2014 – The Books Gathered on the Final Day at B&B and the Ship’s Bookshelf
A device that delivers the heart’s landscapes and sensations from “a certain moment in someone’s life” to distant readers.
Books that carry memories of “the places one once belonged to” are placed aboard a boat-shaped bookshelf, traveling from bookstore to bookstore in towns across the world.
This project is an artwork by contemporary artist Miyuki Kawamura. Participants anonymously create books, which are then placed on a boat-shaped bookshelf and travel from bookstore to bookstore across different cities.
It began in 2014 at the Tokyo bookstore B&B, and in 2015 was realized at CAPPELENS FORSLAG in Oslo, Norway.
After a period of pause, the project is set to restart in 2025.
Step 1: Distribution and Completion of the Book
In each host city, blank books are distributed.
Whoever receives one becomes the author of this traveling book by following the given instructions: pasting two photos and answering questions related to them. (Authorship remains anonymous.)

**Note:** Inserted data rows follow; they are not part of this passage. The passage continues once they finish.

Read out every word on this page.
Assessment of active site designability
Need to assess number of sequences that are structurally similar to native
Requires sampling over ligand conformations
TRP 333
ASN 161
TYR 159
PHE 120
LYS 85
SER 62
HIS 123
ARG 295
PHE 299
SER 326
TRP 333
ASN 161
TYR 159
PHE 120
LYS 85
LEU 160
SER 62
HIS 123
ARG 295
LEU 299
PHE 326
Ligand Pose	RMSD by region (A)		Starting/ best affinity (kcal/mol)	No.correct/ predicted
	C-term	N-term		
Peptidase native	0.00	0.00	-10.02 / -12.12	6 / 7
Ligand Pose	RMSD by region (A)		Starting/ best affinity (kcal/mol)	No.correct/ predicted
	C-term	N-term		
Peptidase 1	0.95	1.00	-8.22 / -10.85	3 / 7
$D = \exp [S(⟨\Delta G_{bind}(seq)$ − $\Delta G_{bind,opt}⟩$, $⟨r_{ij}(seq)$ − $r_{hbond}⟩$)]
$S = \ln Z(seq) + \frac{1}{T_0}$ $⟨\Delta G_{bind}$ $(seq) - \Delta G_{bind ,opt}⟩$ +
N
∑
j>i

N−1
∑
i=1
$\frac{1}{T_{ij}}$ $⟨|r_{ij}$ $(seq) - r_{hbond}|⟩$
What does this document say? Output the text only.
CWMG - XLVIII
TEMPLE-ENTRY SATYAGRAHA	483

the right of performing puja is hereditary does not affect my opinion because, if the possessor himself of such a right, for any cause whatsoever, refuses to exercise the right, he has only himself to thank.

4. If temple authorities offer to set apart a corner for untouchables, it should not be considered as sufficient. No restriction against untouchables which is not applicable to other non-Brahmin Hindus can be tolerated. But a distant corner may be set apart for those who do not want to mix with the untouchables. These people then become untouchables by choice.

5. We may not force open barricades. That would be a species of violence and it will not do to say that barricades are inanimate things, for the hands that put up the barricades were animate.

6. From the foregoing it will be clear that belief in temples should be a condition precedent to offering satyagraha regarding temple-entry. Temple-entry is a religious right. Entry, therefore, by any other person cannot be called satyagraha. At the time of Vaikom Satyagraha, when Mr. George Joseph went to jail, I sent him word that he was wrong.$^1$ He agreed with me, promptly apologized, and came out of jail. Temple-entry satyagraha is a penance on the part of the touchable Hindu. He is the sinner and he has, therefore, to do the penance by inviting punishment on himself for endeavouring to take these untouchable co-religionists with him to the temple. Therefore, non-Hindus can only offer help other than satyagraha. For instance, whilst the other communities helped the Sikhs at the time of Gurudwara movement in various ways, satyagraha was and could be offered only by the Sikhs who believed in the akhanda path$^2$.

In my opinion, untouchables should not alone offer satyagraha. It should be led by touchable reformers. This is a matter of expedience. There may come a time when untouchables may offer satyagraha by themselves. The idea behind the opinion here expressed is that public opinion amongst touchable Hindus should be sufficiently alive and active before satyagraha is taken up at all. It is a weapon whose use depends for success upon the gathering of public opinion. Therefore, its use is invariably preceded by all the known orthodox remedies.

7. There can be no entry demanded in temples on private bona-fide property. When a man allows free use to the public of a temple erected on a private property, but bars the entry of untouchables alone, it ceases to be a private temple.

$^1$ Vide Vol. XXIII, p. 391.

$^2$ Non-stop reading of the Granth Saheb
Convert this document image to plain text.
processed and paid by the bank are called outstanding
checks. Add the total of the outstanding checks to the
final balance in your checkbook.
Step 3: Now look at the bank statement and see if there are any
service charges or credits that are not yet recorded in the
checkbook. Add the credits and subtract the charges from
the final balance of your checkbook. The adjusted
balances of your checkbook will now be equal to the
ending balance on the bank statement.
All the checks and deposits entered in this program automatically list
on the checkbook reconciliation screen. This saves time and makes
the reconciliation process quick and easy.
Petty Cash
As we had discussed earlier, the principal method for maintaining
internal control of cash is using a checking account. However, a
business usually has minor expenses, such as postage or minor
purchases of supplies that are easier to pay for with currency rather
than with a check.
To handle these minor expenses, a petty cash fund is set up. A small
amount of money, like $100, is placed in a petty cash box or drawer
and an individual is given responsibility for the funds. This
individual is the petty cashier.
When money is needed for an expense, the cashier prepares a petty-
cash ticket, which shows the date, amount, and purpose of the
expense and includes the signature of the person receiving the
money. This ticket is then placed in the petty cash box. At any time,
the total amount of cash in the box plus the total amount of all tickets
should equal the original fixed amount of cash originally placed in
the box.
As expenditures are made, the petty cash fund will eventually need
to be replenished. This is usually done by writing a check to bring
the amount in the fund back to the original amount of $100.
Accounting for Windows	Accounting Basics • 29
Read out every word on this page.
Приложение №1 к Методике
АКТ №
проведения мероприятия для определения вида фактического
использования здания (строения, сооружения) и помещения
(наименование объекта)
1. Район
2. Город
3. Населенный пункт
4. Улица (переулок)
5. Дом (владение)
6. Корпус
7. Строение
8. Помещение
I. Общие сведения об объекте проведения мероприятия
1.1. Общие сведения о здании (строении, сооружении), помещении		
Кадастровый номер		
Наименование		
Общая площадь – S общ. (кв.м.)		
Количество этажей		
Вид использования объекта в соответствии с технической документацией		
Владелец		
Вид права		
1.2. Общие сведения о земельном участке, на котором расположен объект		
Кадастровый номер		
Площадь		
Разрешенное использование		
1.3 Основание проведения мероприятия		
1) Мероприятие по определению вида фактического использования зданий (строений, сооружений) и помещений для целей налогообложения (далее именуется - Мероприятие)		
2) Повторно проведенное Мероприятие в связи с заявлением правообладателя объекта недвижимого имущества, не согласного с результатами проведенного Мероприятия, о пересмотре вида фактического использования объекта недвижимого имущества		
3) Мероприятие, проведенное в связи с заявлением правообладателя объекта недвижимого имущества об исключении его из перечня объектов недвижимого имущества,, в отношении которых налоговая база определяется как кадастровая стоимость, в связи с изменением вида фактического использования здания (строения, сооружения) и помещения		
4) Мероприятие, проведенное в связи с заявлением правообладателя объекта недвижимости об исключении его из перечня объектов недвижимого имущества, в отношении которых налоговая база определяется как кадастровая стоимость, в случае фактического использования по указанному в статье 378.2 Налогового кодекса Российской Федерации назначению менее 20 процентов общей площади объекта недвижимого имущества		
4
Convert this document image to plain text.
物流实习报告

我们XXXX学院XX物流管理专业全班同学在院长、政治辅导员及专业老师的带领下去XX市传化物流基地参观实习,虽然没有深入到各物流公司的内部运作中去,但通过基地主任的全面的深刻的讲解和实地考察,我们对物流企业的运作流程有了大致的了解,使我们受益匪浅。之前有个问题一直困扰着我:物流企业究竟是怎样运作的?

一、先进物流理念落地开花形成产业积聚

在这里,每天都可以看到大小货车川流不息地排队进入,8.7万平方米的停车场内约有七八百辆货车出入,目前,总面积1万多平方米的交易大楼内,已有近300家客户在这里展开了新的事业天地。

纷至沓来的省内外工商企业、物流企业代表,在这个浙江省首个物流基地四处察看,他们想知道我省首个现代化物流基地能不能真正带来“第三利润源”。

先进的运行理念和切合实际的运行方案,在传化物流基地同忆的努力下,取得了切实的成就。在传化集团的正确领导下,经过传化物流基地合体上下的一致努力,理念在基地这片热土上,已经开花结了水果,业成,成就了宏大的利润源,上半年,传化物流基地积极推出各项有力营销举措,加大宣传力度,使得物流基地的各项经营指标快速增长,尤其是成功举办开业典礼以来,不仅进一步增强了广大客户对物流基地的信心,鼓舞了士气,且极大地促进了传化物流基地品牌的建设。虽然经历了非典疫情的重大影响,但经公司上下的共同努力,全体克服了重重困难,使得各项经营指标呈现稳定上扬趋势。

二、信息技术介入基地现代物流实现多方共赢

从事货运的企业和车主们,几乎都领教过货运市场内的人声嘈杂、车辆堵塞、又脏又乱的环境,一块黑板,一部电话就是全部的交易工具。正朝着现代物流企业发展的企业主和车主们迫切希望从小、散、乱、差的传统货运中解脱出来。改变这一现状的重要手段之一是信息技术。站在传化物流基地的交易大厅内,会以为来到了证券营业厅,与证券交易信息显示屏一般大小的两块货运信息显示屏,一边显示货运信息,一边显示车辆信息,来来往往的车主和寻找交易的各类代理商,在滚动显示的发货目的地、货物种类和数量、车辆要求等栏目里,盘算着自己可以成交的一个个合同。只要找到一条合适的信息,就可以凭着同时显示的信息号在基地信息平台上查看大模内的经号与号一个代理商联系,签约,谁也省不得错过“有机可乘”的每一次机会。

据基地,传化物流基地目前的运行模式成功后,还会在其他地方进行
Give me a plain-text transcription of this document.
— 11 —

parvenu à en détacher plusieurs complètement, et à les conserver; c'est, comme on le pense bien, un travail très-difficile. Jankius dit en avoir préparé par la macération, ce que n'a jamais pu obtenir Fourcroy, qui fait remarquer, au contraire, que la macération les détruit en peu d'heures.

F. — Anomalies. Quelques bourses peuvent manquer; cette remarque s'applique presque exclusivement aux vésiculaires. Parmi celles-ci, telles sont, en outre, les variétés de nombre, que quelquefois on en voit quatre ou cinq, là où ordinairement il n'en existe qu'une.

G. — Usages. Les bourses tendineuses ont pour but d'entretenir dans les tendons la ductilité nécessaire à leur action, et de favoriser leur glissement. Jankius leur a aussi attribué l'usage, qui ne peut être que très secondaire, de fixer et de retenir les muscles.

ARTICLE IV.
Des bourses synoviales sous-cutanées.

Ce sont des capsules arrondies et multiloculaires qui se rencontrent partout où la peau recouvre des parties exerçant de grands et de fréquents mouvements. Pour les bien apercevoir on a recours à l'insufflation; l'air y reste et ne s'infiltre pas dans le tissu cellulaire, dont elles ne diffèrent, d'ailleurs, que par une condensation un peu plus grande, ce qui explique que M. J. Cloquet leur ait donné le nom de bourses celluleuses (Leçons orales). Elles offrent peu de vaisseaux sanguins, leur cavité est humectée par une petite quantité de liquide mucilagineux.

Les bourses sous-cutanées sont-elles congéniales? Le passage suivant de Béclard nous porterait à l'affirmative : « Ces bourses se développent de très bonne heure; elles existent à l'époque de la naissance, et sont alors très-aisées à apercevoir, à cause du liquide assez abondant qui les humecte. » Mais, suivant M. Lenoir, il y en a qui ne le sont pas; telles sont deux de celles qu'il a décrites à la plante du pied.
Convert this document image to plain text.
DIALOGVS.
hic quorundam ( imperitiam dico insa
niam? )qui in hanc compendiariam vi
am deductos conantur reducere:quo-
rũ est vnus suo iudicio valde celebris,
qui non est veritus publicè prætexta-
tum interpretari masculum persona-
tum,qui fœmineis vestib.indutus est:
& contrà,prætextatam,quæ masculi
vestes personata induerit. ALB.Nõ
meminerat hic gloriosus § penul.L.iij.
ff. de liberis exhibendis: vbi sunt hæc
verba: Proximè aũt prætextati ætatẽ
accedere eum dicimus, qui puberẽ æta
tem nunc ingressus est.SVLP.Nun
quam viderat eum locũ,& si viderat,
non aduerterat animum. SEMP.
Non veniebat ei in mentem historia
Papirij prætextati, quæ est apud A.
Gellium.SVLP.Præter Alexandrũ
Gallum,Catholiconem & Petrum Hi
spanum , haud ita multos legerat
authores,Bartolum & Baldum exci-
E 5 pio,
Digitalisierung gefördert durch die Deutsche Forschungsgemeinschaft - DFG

Step 2: The Port (Local Bookstore)
The “Ship’s Bookshelf” is moored at the city’s bookstore, awaiting the migrating books.
At the same time, books that had already boarded in previous cities are also made available for sale (for a voluntary donation).
Step 3: Boarding
The completed migrating books are brought by their authors to the bookstore and placed aboard the “Ship’s Bookshelf.”
Step 4: Pricing
The bookstore owner decides the price at which the books will be sold in the next city.
Step 5: New Boarding
Newly boarded books then depart for their next destination.
In migrating books, the bookstore owner who hosts the Ship’s Bookshelf determines the price.
The books are then sold at that price in the next city’s bookstore.
So, where do the proceeds go?
The buyer is asked to donate the equivalent amount to a group or initiative of their own choosing.
We do not require any report on whether the donation has been made.
The heart is ever-changing.
All over the world, there are hearts caught in situations where they cannot move—conditions that defy being measured by size or scale.
To change, to shift, is also a sign of freedom.
That feeling was part of what gave birth to this project.
There is no time limit for the donation. It may go to an organization that supports freedom, or perhaps something close and personal.